LONDON - Dr Christiaan Barnard, the pioneering but boastful South African surgeon who performed the world's first heart transplant, died yesterday in Cyprus, reportedly while reading one of his own books.
In a final twist of irony, the 78-year-old surgeon died the way he had once said he would chose -
of a heart attack.
Barnard, born in Beaufort, South Africa, the son of a missionary, led a life as colourful as it was celebrated.
After he performed the world's first heart transplant in 1967, he was thrust into a limelight so bright that the Guinness Book of Records once estimated that he received more fan mail than anyone else.
On December 3 that year, he transplanted a heart into 53-year-old Louis Washkansky at Groote Schuur Hospital in Cape Town who lived for 18 days.

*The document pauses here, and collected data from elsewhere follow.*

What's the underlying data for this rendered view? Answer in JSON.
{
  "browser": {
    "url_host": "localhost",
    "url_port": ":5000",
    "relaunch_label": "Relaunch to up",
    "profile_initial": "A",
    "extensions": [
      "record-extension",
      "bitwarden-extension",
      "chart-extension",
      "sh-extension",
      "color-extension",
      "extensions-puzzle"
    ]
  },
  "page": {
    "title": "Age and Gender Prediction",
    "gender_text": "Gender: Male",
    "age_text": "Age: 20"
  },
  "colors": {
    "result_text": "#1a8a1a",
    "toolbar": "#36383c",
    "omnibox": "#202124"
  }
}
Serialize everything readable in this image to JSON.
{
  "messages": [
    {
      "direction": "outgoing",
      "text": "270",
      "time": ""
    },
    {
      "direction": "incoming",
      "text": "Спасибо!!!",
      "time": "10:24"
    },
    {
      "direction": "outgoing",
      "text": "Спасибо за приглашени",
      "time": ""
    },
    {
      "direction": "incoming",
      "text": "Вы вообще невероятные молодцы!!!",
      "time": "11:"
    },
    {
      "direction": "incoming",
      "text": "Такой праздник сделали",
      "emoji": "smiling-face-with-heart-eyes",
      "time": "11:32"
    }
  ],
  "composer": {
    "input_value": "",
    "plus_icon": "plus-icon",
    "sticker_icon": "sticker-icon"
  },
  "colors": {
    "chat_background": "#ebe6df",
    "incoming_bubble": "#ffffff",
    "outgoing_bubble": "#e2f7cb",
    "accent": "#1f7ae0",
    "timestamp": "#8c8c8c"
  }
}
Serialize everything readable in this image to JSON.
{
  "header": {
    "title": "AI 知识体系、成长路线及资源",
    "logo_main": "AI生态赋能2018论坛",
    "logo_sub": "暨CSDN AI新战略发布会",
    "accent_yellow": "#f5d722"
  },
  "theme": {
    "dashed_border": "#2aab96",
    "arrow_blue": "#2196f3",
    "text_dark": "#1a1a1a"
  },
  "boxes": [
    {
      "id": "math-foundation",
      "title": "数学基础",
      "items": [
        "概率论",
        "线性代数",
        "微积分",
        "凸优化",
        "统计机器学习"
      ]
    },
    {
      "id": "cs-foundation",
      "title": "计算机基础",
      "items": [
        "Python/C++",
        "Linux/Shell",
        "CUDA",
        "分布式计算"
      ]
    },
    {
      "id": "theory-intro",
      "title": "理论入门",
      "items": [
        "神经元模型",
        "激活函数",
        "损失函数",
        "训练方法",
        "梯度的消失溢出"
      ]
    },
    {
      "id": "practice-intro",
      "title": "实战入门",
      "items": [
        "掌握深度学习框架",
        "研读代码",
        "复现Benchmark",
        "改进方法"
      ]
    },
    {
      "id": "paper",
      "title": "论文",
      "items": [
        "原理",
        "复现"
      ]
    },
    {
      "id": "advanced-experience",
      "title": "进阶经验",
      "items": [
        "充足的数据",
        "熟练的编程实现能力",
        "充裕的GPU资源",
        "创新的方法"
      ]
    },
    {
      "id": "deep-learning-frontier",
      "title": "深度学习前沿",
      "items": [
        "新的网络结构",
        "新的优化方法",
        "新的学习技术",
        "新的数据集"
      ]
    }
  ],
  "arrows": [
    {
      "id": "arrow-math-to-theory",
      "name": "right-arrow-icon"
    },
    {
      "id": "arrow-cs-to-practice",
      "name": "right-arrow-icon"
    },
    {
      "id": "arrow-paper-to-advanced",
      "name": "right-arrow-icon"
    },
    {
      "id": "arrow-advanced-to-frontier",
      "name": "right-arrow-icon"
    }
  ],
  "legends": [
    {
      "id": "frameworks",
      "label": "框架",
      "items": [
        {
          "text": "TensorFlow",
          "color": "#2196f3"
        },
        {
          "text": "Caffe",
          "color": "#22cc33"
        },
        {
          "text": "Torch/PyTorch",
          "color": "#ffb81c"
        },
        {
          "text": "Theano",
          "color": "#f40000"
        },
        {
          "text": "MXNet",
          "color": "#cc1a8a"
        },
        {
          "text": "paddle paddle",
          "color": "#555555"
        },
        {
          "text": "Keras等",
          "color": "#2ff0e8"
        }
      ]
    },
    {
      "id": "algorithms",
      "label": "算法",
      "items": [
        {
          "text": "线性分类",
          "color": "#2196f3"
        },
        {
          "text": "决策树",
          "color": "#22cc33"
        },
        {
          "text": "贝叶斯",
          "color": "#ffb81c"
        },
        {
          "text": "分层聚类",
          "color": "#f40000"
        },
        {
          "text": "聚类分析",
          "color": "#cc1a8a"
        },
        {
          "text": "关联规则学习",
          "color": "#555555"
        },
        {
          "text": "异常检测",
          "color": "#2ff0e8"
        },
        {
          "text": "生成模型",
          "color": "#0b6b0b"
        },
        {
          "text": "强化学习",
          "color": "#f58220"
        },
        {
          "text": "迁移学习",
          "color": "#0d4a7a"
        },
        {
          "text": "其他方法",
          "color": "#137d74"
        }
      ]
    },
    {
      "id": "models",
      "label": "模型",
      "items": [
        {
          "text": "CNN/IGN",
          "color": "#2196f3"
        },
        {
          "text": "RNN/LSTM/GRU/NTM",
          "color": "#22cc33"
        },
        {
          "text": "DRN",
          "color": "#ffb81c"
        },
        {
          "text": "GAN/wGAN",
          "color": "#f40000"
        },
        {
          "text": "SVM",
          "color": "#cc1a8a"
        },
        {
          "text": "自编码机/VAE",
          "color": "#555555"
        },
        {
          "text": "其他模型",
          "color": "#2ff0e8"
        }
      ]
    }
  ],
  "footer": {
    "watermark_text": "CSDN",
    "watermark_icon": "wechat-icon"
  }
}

Barnard was unperturbed by the resulting controversy.
Barnard was an outspoken campaigner against apartheid, once giving a talk to the South African Chamber of Commerce entitled "Why we deserve to be called Nazis".
After his retirement he became a farmer, writer and traveller.
Yesterday tributes poured in from around the world including one from former South African President Nelson Mandela who described his death as "a great loss to the country after all the contributions he made.
He was also very vocal against apartheid".
Barnard, who fathered six children with three wives and boasted of sexual conquests including actress Gina Lollobrigida, was holidaying alone when he died.